Ces deux taxons font partie du complexe
« Pouillot véloce » et sont situés quasi aux
deux extrémités géographiques de ce complexe. Le premier,
Phylloscopus
brehmii, occupe la Péninsule Ibérique, l’extrême
sud-ouest de la France ainsi que le nord-ouest de l’Afrique. Le Pouillot
sibérien se reproduit lui en Asie, depuis l’est de l’Oural jusqu’à
l’Océan Pacifique. En plus de ces deux formes, ce complexe en comprend
cinq autres, observables dans le Paléarctique occidental. La sous-espèce
nominale collybita d’Europe de l’ouest niche au nord jusqu’aux Danemark
et (probablement cette sous-espèce) en Suède méridionale,
au sud jusqu’aux Pyrénées, l’Italie et la Grèce et
à l’est jusqu’à la Bulgarie , la Roumanie, la Hongrie et
la Pologne; elle se fond progressivement dans
abietinus dans le
nord-est de l’Allemagne, ainsi que dans le nord et l’est de la Pologne.

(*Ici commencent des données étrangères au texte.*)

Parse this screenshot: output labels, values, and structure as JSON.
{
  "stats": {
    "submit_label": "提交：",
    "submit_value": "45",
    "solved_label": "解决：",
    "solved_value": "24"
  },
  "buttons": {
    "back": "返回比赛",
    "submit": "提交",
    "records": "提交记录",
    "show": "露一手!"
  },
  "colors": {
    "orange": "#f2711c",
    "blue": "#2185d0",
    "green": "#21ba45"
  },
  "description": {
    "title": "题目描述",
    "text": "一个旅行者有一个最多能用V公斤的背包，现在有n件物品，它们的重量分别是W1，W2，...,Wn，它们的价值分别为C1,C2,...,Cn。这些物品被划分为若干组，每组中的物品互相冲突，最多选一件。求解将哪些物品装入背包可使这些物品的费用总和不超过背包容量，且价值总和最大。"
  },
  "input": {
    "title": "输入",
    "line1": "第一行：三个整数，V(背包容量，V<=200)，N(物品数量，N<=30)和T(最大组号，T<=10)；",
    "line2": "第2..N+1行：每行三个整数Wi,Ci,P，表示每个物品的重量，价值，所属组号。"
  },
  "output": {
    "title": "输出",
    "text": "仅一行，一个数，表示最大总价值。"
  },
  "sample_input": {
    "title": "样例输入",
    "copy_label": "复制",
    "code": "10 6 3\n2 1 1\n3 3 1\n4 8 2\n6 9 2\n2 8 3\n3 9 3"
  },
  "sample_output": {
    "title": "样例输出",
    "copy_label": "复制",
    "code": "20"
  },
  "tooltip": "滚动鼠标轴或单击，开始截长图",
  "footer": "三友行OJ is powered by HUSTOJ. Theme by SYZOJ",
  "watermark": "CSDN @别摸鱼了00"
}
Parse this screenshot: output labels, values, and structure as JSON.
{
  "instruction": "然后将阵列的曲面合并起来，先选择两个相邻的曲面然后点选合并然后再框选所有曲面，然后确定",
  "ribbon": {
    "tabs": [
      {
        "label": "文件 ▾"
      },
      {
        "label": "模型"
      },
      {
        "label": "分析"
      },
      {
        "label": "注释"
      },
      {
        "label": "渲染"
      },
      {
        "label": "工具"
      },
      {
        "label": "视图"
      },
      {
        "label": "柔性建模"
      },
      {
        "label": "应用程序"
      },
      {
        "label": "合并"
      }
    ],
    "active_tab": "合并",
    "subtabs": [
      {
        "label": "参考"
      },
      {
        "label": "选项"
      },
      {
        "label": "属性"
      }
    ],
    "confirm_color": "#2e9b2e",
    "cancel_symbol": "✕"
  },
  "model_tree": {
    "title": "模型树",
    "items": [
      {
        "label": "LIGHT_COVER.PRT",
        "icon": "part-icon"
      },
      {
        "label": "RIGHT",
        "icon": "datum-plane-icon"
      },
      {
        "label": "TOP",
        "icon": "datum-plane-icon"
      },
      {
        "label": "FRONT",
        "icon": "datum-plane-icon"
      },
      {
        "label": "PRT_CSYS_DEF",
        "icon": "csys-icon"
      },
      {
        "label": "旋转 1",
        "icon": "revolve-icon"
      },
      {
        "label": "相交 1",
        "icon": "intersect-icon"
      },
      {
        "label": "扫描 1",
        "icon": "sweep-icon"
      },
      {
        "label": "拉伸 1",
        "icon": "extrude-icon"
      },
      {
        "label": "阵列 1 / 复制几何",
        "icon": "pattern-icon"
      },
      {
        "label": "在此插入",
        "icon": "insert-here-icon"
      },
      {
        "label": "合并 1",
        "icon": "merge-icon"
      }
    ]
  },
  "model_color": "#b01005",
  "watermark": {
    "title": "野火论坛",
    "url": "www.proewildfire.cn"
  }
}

Les oiseaux de Norvège, de Suède (excepté le sud)
et à l’est jusqu’à l’Oural sont des
abietinus, les
populations de basse altitude du Caucase, de Transcaucasie et du
nord de l’Iran sont aussi de cette sous-espèce. Dans l’ouest et
le centre de la Turquie, il s’agit probablement de la forme nominale
mais, peut-être, d’une population intermédiaire entre collybita
et abietinus, et même éventuellement avec le Pouillot
du Caucase (P. lorenzii). Le Pouillot des Canaries, composé
de deux formes P. canariensis canariensis et P.c. exsul,
occupe les îles Canaries ; lorenzii niche dans le Caucase,
à plus haute altitude que abietinus. Le Pouillot ibérique
et ces deux derniers groupes sont bien distincts et sont généralement
reconnus comme de bonnes espèces. Le statut taxonomique de tristis
est plus controversé. Il s’approche par bien des caractères
du Pouillot du Caucase, P. lorenzii et mériterait peut-être
lui aussi d’être distingué spécifiquement.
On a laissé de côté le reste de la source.